Frederick was impatient. Elizabeth could feel it in him, in the deliberation with which he slowed his steps to help her up the spiral stair, in the tension in the muscles of his arm beneath her hand. He wanted to be back at the Wassenaer Hof, writing letters, planning a conqueror’s return to Germany. She held him back, with her pregnant belly and her woman’s fears. He was solicitous of her, masking his irritation with concern, but she had known him too long to be fooled. War was coming and that was man’s work.

Charles Louis trailed along behind them through the scented garden, scuffing his boots in the gravel, his expression sulky. He appeared to have caught none of his father’s excitement. Elizabeth could hear Craven talking to him. Their voices were too low for her to hear the words, but soon Charles Louis’ tone lifted into animation again. His quicksilver volatility was not easy to control and Elizabeth admired the way Craven had been able to distract him.

The Knights of the Rosy Cross had gone. The gardens were empty; a checkerboard of moon and shadow. Frederick was still talking, of the fall of the city of Leipzig to Gustavus Adolphus, of the destruction of his hated enemy the Spanish general Tilly, of the visions in the mirror, the lion rampant, the walls of Heidelberg rising again, of their future, suddenly so bright.

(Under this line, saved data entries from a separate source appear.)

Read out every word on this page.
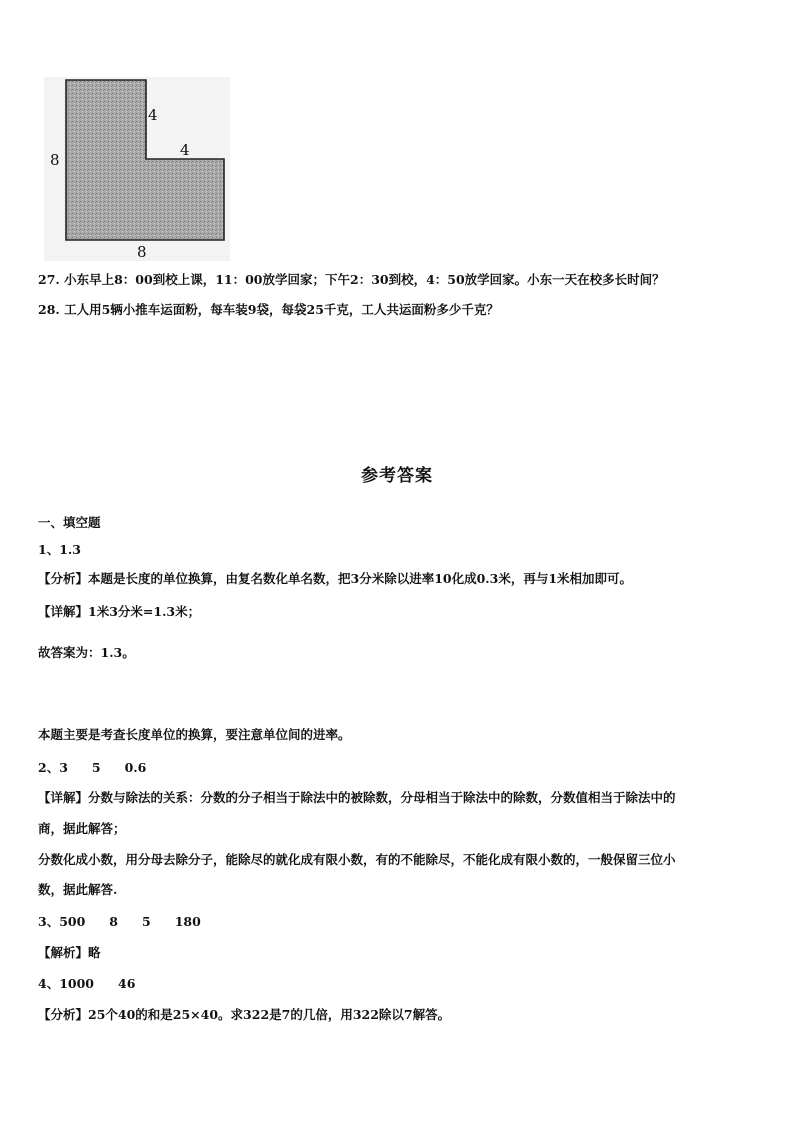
8
4
4
8
27. 小东早上8：00到校上课，11：00放学回家；下午2：30到校，4：50放学回家。小东一天在校多长时间？
28. 工人用5辆小推车运面粉，每车装9袋，每袋25千克，工人共运面粉多少千克？
参考答案
一、填空题
1、1.3
【分析】本题是长度的单位换算，由复名数化单名数，把3分米除以进率10化成0.3米，再与1米相加即可。
【详解】1米3分米=1.3米；
故答案为：1.3。
本题主要是考查长度单位的换算，要注意单位间的进率。
2、3 5 0.6
【详解】分数与除法的关系：分数的分子相当于除法中的被除数，分母相当于除法中的除数，分数值相当于除法中的
商，据此解答；
分数化成小数，用分母去除分子，能除尽的就化成有限小数，有的不能除尽，不能化成有限小数的，一般保留三位小
数，据此解答.
3、500 8 5 180
【解析】略
4、1000 46
【分析】25个40的和是25×40。求322是7的几倍，用322除以7解答。
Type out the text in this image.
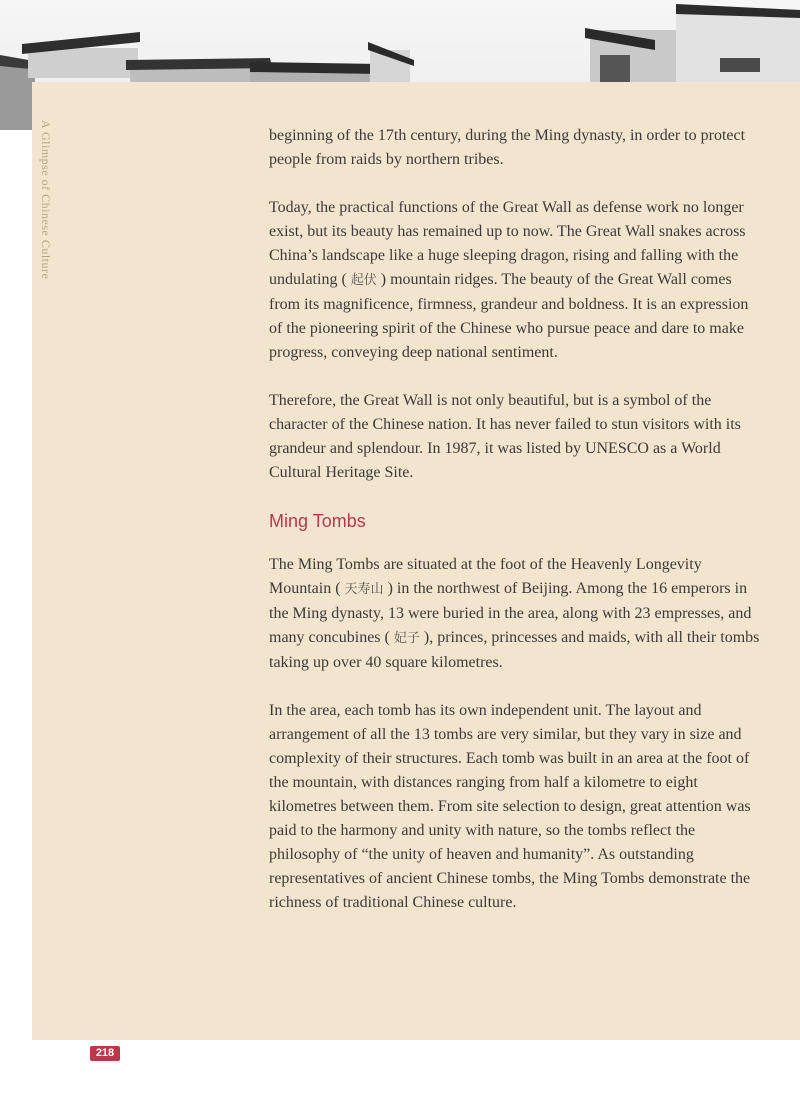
A Glimpse of Chinese Culture	beginning of the 17th century, during the Ming dynasty, in order to protect people from raids by northern tribes.

Today, the practical functions of the Great Wall as defense work no longer exist, but its beauty has remained up to now. The Great Wall snakes across China’s landscape like a huge sleeping dragon, rising and falling with the undulating ( 起伏 ) mountain ridges. The beauty of the Great Wall comes from its magnificence, firmness, grandeur and boldness. It is an expression of the pioneering spirit of the Chinese who pursue peace and dare to make progress, conveying deep national sentiment.

Therefore, the Great Wall is not only beautiful, but is a symbol of the character of the Chinese nation. It has never failed to stun visitors with its grandeur and splendour. In 1987, it was listed by UNESCO as a World Cultural Heritage Site.

Ming Tombs

The Ming Tombs are situated at the foot of the Heavenly Longevity Mountain ( 天寿山 ) in the northwest of Beijing. Among the 16 emperors in the Ming dynasty, 13 were buried in the area, along with 23 empresses, and many concubines ( 妃子 ), princes, princesses and maids, with all their tombs taking up over 40 square kilometres.

In the area, each tomb has its own independent unit. The layout and arrangement of all the 13 tombs are very similar, but they vary in size and complexity of their structures. Each tomb was built in an area at the foot of the mountain, with distances ranging from half a kilometre to eight kilometres between them. From site selection to design, great attention was paid to the harmony and unity with nature, so the tombs reflect the philosophy of “the unity of heaven and humanity”. As outstanding representatives of ancient Chinese tombs, the Ming Tombs demonstrate the richness of traditional Chinese culture.

218
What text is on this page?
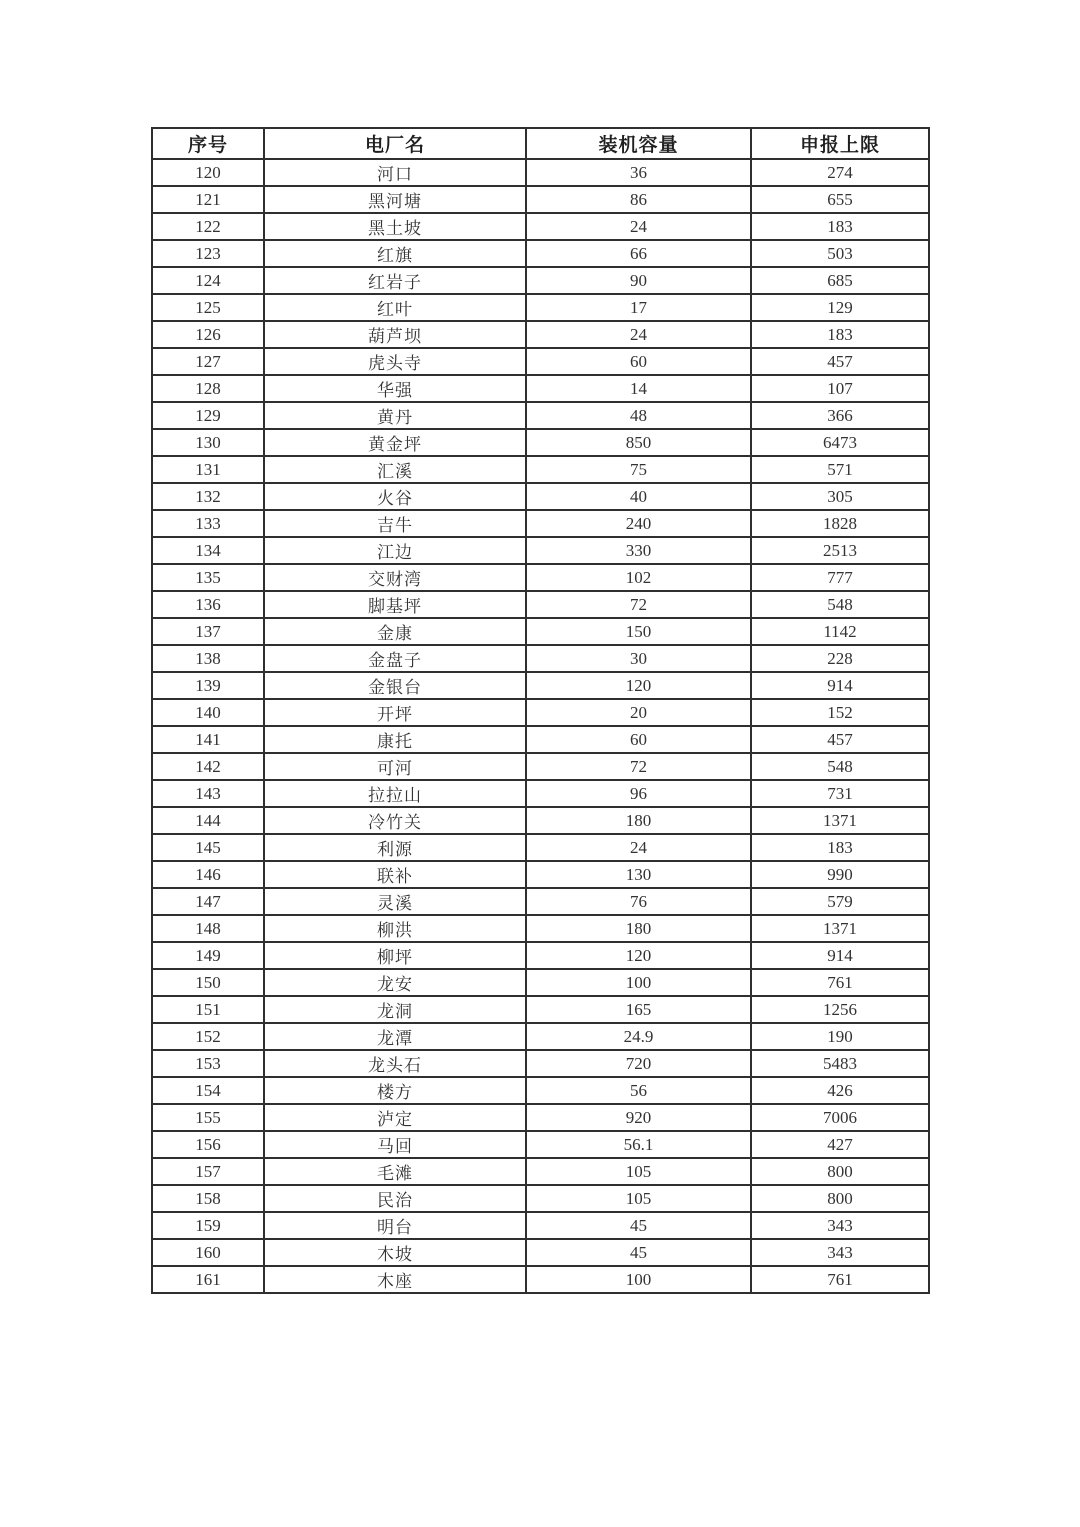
序号	电厂名	装机容量	申报上限
120	河口	36	274
121	黑河塘	86	655
122	黑土坡	24	183
123	红旗	66	503
124	红岩子	90	685
125	红叶	17	129
126	葫芦坝	24	183
127	虎头寺	60	457
128	华强	14	107
129	黄丹	48	366
130	黄金坪	850	6473
131	汇溪	75	571
132	火谷	40	305
133	吉牛	240	1828
134	江边	330	2513
135	交财湾	102	777
136	脚基坪	72	548
137	金康	150	1142
138	金盘子	30	228
139	金银台	120	914
140	开坪	20	152
141	康托	60	457
142	可河	72	548
143	拉拉山	96	731
144	冷竹关	180	1371
145	利源	24	183
146	联补	130	990
147	灵溪	76	579
148	柳洪	180	1371
149	柳坪	120	914
150	龙安	100	761
151	龙洞	165	1256
152	龙潭	24.9	190
153	龙头石	720	5483
154	楼方	56	426
155	泸定	920	7006
156	马回	56.1	427
157	毛滩	105	800
158	民治	105	800
159	明台	45	343
160	木坡	45	343
161	木座	100	761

Elizabeth crushed her doubts and followed her husband into the Wassenaer Hof. The light enveloped them; for a second there was a hush and then Frederick’s blazing enthusiasm seemed to flare like a contagion through the crowds of courtiers and everyone was talking at once, laughing, lit by feverish excitement even though they did not know why they were celebrating. It was then that the cold came back to her, like the turning of a dark tide, setting her shaking so that she had to clutch the high back of one of the chairs to steady herself. The wood dug into her fingers, scoring the skin.

Frederick had not noticed. He was too busy thrusting his way through the crowd, turning to answer men’s questions. It was Craven who was watching, Craven who gestured impatiently for some of her women to come forwards to help her.

‘Lord Craven.’ Elizabeth put her hand on Craven’s arm to halt him when he too would have hurried away.

‘Madam?’ She could not read his expression.

‘You are an experienced soldier.’ Elizabeth spoke abruptly. ‘Watch over my husband for me. Keep him safe. He does not know how …’ She stopped before she betrayed herself, betrayed Frederick, too far, biting back the words on her tongue.

He does not know how to fight.

‘Majesty.’ Craven bowed, his expression still impassive.

‘Thank you,’ Elizabeth said.

He took her hand in his, kissed it. It was a courtier’s gesture, not that of a soldier. His touch was warm and very sure.

He released her, bowed again. She watched him stride away through the throng of people. He did not look back.